The new facility in the city-state’s Science Park II will enable US and European companies to fast-track clinical trials previously hamstrung by a shortage of regulated GLP Laboratories that can handle bioanalytical samples in Asia, CPR said.
“We will be able to halve the time taken to complete some early-phase trials by utilising our lab in Singapore,” claimed chief executive officer Jason Valentine.
Last year CPR’s facility in Adelaide was audited by the US Food and Drug Administration, making it the only existing laboratory of its type in Australia to have been through that process, the CRO noted.

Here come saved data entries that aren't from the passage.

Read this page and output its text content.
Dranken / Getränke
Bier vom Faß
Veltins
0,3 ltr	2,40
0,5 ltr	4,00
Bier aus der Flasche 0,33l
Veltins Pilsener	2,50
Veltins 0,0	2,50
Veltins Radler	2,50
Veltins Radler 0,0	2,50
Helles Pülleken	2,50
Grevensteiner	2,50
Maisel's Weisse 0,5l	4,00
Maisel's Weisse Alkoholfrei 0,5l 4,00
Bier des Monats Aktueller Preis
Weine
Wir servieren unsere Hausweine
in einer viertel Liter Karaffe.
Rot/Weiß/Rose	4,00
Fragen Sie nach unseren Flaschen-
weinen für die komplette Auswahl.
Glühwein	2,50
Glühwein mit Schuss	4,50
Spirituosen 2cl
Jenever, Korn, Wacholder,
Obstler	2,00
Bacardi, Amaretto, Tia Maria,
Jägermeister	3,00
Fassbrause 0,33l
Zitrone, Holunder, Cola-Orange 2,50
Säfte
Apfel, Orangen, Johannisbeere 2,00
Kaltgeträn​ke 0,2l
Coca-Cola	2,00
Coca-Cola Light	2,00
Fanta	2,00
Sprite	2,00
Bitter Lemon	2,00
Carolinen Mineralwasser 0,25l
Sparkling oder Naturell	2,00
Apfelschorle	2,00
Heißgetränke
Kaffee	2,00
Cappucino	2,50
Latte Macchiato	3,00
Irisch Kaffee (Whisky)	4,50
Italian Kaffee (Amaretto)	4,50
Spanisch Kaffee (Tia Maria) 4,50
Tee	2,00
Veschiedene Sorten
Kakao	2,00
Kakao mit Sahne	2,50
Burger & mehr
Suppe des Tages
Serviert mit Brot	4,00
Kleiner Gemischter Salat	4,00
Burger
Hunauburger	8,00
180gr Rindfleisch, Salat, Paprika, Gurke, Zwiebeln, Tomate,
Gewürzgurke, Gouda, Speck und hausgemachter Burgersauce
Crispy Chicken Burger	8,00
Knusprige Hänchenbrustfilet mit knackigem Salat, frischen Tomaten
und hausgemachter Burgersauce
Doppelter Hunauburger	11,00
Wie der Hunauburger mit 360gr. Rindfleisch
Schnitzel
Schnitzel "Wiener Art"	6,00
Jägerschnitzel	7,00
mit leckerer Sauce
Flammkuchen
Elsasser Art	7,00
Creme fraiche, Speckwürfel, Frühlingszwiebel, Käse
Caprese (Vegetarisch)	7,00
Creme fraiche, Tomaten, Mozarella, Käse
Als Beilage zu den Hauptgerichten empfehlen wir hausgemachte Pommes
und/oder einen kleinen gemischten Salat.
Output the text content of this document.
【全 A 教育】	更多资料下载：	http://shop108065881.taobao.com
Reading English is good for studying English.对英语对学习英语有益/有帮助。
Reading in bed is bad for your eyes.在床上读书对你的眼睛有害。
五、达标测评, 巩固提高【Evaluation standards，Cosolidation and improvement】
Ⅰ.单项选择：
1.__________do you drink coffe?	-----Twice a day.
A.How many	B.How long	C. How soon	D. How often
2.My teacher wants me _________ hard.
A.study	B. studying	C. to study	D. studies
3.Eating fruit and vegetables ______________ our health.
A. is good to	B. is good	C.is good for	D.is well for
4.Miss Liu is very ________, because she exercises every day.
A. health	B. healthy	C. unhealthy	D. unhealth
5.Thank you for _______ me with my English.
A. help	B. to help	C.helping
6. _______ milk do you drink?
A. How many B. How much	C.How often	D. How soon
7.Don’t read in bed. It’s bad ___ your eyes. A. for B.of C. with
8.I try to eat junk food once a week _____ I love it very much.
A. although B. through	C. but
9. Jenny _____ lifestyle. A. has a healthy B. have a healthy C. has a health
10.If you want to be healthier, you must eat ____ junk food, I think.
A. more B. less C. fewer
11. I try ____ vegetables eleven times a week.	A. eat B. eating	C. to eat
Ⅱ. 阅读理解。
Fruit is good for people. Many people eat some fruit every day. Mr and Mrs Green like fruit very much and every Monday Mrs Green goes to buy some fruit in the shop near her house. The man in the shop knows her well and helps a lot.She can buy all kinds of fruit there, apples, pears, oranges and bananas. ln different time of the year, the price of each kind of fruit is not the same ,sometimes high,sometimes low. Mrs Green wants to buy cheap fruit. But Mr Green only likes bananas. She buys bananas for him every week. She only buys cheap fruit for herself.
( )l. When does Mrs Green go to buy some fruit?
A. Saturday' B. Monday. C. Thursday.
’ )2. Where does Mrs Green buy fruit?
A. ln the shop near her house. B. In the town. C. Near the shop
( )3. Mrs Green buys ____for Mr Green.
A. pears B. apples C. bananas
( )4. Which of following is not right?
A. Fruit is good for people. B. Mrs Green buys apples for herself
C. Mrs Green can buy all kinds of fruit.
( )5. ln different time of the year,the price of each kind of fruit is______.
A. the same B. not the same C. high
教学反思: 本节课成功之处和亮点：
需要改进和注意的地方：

“The FDA audit and approval is really the gold standard, and it is a huge selling point from a global competitiveness perspective, giving potential clients confidence that world-class service is available in the region,” Valentine added.
Relative speed
According to CPR, the relative speed of regulatory approvals in Singapore and Australia compared with other countries in the region, together with the availability of quality local laboratories, will enable pharmaceutical companies to “take the full advantage of the cost efficiencies in Asia-Pacific without the costly compromise of time delays”.
This will add to the global attractiveness of an already flourishing CRO market in the region, it noted.